Engineered mini-kidneys, or organoids, replicate authentic kidney structure to simulate intricate diseases in mice.
Scientists from the Keck School of Medicine at the University of Southern California (USC) have made a significant breakthrough in the field of kidney disease research. They have developed more mature and complex lab-grown kidney progenitor organoids, called 'assembloids'.
In a groundbreaking study, published in the latest Cell Stem Cell paper titled 'Spatially patterned kidney assembloids recapitulate progenitor self-assembly and enable high-fidelity in vivo disease modeling', the researchers transplanted both mouse and human assembloids into live mice to observe their growth and maturation.

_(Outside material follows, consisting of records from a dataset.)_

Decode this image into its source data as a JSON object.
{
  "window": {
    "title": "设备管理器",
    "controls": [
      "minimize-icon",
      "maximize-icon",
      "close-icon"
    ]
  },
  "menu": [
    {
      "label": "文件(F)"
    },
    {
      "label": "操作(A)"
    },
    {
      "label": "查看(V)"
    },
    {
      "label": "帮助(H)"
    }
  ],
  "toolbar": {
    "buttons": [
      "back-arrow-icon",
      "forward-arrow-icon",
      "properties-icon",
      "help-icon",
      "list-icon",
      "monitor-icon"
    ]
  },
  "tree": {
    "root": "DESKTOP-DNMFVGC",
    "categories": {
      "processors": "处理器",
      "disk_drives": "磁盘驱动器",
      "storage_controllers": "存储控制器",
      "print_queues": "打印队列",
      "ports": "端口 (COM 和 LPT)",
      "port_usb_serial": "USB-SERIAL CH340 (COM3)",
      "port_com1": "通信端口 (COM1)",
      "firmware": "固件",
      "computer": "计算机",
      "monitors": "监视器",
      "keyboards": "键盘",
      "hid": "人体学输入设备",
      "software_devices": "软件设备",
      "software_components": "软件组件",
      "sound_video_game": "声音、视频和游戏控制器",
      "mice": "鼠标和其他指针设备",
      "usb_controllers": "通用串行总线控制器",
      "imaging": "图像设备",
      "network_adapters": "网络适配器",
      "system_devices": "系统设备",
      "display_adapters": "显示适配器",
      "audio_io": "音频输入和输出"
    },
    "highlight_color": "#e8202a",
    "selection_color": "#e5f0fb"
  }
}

The assembloids are a revolutionary tool for creating more accurate models for studying kidney disease. By maturing the assembloids in the native environment of the body, the researchers tapped into kidney progenitor cells' natural ability to self-assemble. This ability, according to Zhongwei Li, PhD, the corresponding author on the study and associate professor of medicine, and stem cell biology and regenerative medicine at the Keck School of Medicine of USC, will be a key to succeeding in the complex endeavor of building functional synthetic kidneys.
The study provides a strong foundation for engineering functional synthetic kidneys. Both transplanted mouse and human assembloids exhibited kidney-like functions such as blood filtration, protein uptake, hormone secretion, and early signs of urine production. However, the human assembloids matured beyond the embryonic stage, although their precise maturity level could not be determined. The mouse assembloids reached the same level of maturity as a newborn kidney.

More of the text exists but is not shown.